Sherman previously said in March that the JWCC contract was expected to be awarded in December, and that the delay was the result of “doing the due diligence” on the four proposals that DOD received. His latest comments confirm that DOD is on track to make a decision regarding the JWCC contract by the end of the year.
“I think we just underestimated the amount of time this was going to take,” Sherman added during Monday’s panel discussion.
DOD’s effort to implement the JWCC program comes after the Pentagon’s previous attempt to develop a multi-billion dollar, single-cloud network—known as the Joint Enterprise Defense Infrastructure, or JEDI—was ultimately scrapped following years of controversy, delays and lawsuits. The Pentagon first conceptualized JEDI in 2017 as a way to develop enterprisewide cloud capabilities for the military, and the $10 billion cloud computing contract was envisioned as being awarded to one cloud service provider.

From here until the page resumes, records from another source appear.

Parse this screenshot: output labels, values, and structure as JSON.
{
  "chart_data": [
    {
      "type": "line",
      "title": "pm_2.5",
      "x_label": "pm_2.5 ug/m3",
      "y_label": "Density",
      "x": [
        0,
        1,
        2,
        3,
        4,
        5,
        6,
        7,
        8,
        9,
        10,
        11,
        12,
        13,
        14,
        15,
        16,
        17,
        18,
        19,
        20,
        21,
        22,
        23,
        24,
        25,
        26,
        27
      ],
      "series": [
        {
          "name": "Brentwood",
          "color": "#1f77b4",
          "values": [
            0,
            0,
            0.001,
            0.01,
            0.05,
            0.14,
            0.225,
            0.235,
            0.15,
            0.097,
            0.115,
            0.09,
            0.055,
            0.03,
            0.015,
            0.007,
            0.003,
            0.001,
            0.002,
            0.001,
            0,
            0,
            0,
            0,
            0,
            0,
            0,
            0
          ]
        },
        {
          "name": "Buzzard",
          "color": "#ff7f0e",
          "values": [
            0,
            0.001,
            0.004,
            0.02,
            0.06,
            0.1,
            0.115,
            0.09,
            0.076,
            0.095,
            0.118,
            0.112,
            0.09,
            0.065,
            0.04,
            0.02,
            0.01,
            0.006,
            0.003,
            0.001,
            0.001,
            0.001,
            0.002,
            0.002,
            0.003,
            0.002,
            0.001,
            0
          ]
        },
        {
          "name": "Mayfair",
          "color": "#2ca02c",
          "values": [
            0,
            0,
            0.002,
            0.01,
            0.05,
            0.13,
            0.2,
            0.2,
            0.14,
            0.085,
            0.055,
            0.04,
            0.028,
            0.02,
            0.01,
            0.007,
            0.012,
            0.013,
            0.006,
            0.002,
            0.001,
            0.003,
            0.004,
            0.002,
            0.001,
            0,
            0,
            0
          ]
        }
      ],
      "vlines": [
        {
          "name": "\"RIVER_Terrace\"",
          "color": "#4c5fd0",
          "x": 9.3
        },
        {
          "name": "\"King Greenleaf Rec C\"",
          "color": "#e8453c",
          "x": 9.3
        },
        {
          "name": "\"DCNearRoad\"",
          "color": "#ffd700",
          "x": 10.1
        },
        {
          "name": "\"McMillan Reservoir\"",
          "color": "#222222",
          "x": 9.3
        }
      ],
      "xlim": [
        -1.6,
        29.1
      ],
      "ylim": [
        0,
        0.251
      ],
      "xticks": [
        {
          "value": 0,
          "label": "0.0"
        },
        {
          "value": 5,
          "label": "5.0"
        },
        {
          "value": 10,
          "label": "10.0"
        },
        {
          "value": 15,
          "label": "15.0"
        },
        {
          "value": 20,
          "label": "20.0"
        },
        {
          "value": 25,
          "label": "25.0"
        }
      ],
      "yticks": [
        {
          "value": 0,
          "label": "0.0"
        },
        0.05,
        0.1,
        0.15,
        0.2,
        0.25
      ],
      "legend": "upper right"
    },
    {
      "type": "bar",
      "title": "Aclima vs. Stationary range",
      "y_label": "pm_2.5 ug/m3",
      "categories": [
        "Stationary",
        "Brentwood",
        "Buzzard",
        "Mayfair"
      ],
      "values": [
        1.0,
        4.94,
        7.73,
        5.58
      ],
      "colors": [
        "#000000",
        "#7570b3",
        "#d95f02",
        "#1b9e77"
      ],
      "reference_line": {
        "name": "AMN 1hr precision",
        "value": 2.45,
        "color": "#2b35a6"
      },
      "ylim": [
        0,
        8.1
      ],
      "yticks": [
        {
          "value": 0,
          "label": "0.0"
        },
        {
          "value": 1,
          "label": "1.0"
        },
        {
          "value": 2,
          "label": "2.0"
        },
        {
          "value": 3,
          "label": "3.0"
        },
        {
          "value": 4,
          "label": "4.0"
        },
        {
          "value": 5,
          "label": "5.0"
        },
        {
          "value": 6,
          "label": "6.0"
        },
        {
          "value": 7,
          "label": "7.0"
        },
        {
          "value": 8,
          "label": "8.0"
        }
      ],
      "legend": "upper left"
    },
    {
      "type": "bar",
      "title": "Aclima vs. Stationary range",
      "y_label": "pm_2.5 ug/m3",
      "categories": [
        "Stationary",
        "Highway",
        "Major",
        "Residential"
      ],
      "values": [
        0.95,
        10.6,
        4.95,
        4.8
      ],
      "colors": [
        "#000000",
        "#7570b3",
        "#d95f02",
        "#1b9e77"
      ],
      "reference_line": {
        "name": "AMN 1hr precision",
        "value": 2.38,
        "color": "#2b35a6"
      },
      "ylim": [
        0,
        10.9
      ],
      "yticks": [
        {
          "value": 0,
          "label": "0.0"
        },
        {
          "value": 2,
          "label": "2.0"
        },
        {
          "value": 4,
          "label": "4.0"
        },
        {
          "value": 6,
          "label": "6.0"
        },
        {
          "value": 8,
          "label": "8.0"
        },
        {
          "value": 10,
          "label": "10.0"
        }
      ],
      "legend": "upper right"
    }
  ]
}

Although Microsoft was officially awarded the JEDI contract twice, the DOD’s effort was held up by lawsuits and complaints from other commercial cloud providers about the contracting process, as well as allegations of political bias on the part of the Trump administration. The Pentagon finally announced in July 2021 that it was canceling JEDI, saying at the time that, “due to evolving requirements, increased cloud conversancy and industry advances, the JEDI cloud contract no longer meets its needs.” DOD ultimately announced JWCC as a successor cloud computing framework that would pivot to a multi-contract approach to hopefully bypass some of the legal concerns that arose from the JEDI process.
Although JEDI was abandoned before any of it could be implemented, Sherman said that “a lot was learned” from that experience to help shape the JWCC process, and that DOD wouldn’t be prepared to award the JWCC contract “if we hadn’t gone through all of this.”
DOD has characterized cloud infrastructure services, and JWCC in particular, as a vital component of its warfighting capabilities, particularly when it comes to carrying out the goals of the Pentagon’s Joint All-Domain Command and Control—or JADC2—strategy.
In announcing the release of its JADC2 implementation plan in March, DOD said the streamlined process would improve the Pentagon’s information sharing capabilities by enabling U.S. military forces “to ‘sense,’ ‘make sense,’ and ‘act’ on information across the battle-space quickly using automation, artificial intelligence, predictive analytics and machine learning to deliver informed solutions via a resilient and robust network environment.”
Sherman said JADC2 is “utterly reliant on having an enterprise cloud capability that operates at all three security classifications—top secret, secret, unclassified—from the continental United States all the way up to the tactical edge,” and added that JWCC is “the fundamental pillar of JADC2.”
“JWCC is the piece that’s got to be there to make this happen,” he added.